Fini les approches adaptées aux situations particulières. Les services sociaux sont là pour ça, c’est leur boulot. C’est marche, crève, ou dégage.

Fini les véritables concertations, avant des réorganisations qui se superposent désormais à rythme accéléré. Les femmes et les hommes qui composent l’Entreprise ne sont plus qu’un obstacle à une « évolution » jugée indispensable.

Fini le dialogue social, inutile. Vive les études, les indicateurs biaisés, les barèmes censés relever la Qualité de Vie au Travail, qui dissimulent les réalités et servent d’alibis à de nouveaux reculs sociaux.

Fini la reconnaissance des efforts livrés par le plus grand nombre. Place aux dispositifs qui encouragent les rivalités, les déviances, les défis, l’autoritarisme, les pressions, les sanctions.

Fini l’esprit d’entreprise, la recherche de la qualité, la gestion fondée sur le bon sens, les repères, les fondamentaux du ferroviaire. Seuls objectifs : cultiver et soigner les apparences.

Fini les recours internes visant à faire respecter à l’Entreprise sa propre réglementation. Celle-ci invite ouvertement les mécontents potentiels à saisir les juridictions compétences.

Fini la SNCF chez qui on est fier de travailler, parfois de père en fils. En interne, tout a changé, tout a été brisé au profit du Dieu Productivité, et avec pour seule ligne d’horizon une concurrence débridée, déloyale et exacerbée.

A Saint-Lazare, un cheminot s’est donné la mort dans la nuit du 10 mars. D’une santé fragile, en conflit ouvert et prolongé avec sa hiérarchie depuis plusieurs années, reconnu par une Cour d’Appel comme victime de harcèlement moral, Edouard nous a quitté. A quelques pas, une autre cheminote affectée à RH, a fait très récemment une tentative de suicide « à l’issue d’un entretien avec la direction », selon un syndicat. Elle ne doit la vie qu’à l’intervention d’un de ses collègues.

Suite à une vague de suicides chez France Télécom, Christine Lagarde (Ministre de l’Economie, de la Finance et de l’Emploi) écrivait en octobre 2009 une missive à Guillaume Pepy.

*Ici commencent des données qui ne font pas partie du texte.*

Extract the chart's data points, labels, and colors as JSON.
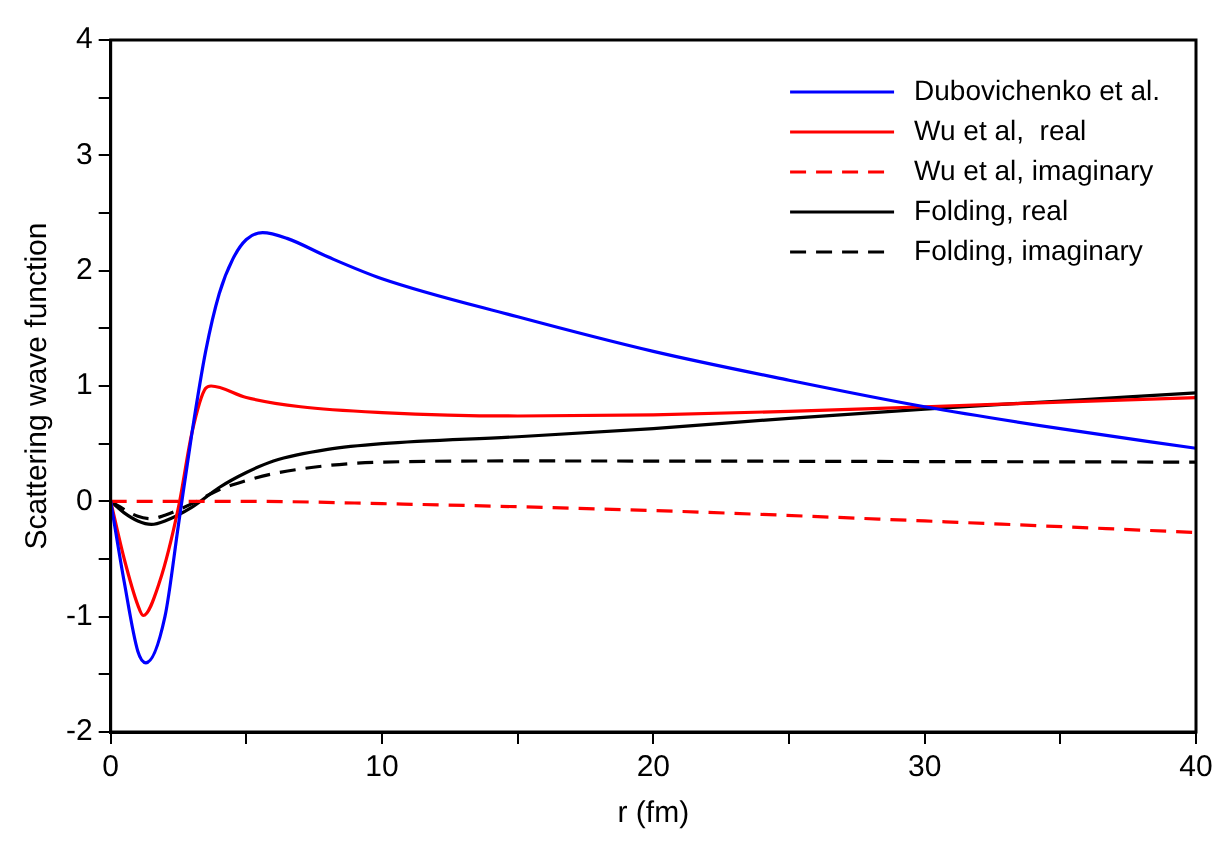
{
  "chart_data": {
    "type": "line",
    "xlabel": "r (fm)",
    "ylabel": "Scattering wave function",
    "xlim": [
      0,
      40
    ],
    "ylim": [
      -2,
      4
    ],
    "xticks": [
      0,
      {
        "value": 5,
        "label": null
      },
      10,
      {
        "value": 15,
        "label": null
      },
      20,
      {
        "value": 25,
        "label": null
      },
      30,
      {
        "value": 35,
        "label": null
      },
      40
    ],
    "yticks": [
      -2,
      {
        "value": -1.5,
        "label": null
      },
      -1,
      {
        "value": -0.5,
        "label": null
      },
      0,
      {
        "value": 0.5,
        "label": null
      },
      1,
      {
        "value": 1.5,
        "label": null
      },
      2,
      {
        "value": 2.5,
        "label": null
      },
      3,
      {
        "value": 3.5,
        "label": null
      },
      4
    ],
    "grid": false,
    "legend": "top right",
    "marker": "none",
    "series": [
      {
        "name": "Dubovichenko et al.",
        "color": "#0000ff",
        "line_style": "solid",
        "x": [
          0,
          0.5,
          1,
          1.3,
          2,
          2.5,
          3,
          3.5,
          4,
          4.5,
          5,
          5.6,
          6.5,
          8,
          10,
          15,
          20,
          25,
          30,
          35,
          40
        ],
        "values": [
          0,
          -0.7,
          -1.3,
          -1.4,
          -1.0,
          -0.2,
          0.6,
          1.3,
          1.8,
          2.1,
          2.27,
          2.33,
          2.28,
          2.12,
          1.93,
          1.6,
          1.3,
          1.05,
          0.82,
          0.63,
          0.46
        ]
      },
      {
        "name": "Wu et al,  real",
        "color": "#ff0000",
        "line_style": "solid",
        "x": [
          0,
          0.5,
          1,
          1.2,
          1.8,
          2.5,
          3,
          3.5,
          3.7,
          5,
          7,
          10,
          15,
          20,
          25,
          30,
          35,
          40
        ],
        "values": [
          0,
          -0.5,
          -0.9,
          -0.99,
          -0.7,
          -0.05,
          0.6,
          0.98,
          1.0,
          0.9,
          0.82,
          0.77,
          0.74,
          0.75,
          0.78,
          0.82,
          0.86,
          0.9
        ]
      },
      {
        "name": "Wu et al, imaginary",
        "color": "#ff0000",
        "line_style": "dashed",
        "x": [
          0,
          5,
          10,
          20,
          30,
          40
        ],
        "values": [
          0,
          0,
          -0.02,
          -0.08,
          -0.17,
          -0.27
        ]
      },
      {
        "name": "Folding, real",
        "color": "#000000",
        "line_style": "solid",
        "x": [
          0,
          0.5,
          1,
          1.5,
          2,
          3,
          4,
          5,
          6,
          8,
          10,
          15,
          20,
          25,
          30,
          35,
          40
        ],
        "values": [
          0,
          -0.1,
          -0.17,
          -0.2,
          -0.17,
          -0.05,
          0.12,
          0.25,
          0.35,
          0.45,
          0.5,
          0.56,
          0.63,
          0.72,
          0.8,
          0.87,
          0.94
        ]
      },
      {
        "name": "Folding, imaginary",
        "color": "#000000",
        "line_style": "dashed",
        "x": [
          0,
          1,
          1.5,
          2,
          3,
          4,
          5,
          6,
          8,
          10,
          15,
          40
        ],
        "values": [
          0,
          -0.13,
          -0.15,
          -0.12,
          -0.02,
          0.1,
          0.18,
          0.24,
          0.31,
          0.34,
          0.35,
          0.34
        ]
      }
    ]
  }
}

Extraits :

« …Les événements tragiques qui se sont produits au cours des dernières semaines chez France Telecom ont amené le Gouvernement à réagir promptement et vigoureusement… Je souhaite en effet que les entreprises dans lesquelles l'Etat est actionnaire soient exemplaires. C'est pourquoi, tout effort d'adaptation qui serait nécessaire pour renforcer la compétitivité de votre entreprise doit impérativement être mené dans le cadre d'une stratégie durable d'accompagnement humain, à même de traiter l'ensemble des situations personnelles ».

Au-delà des effets de scène, il est impératif et urgent que la SNCF rompe avec une gestion de personnel de plus en plus inhumaine. Cette fois, c’est la vie même des salariés qui est en jeu.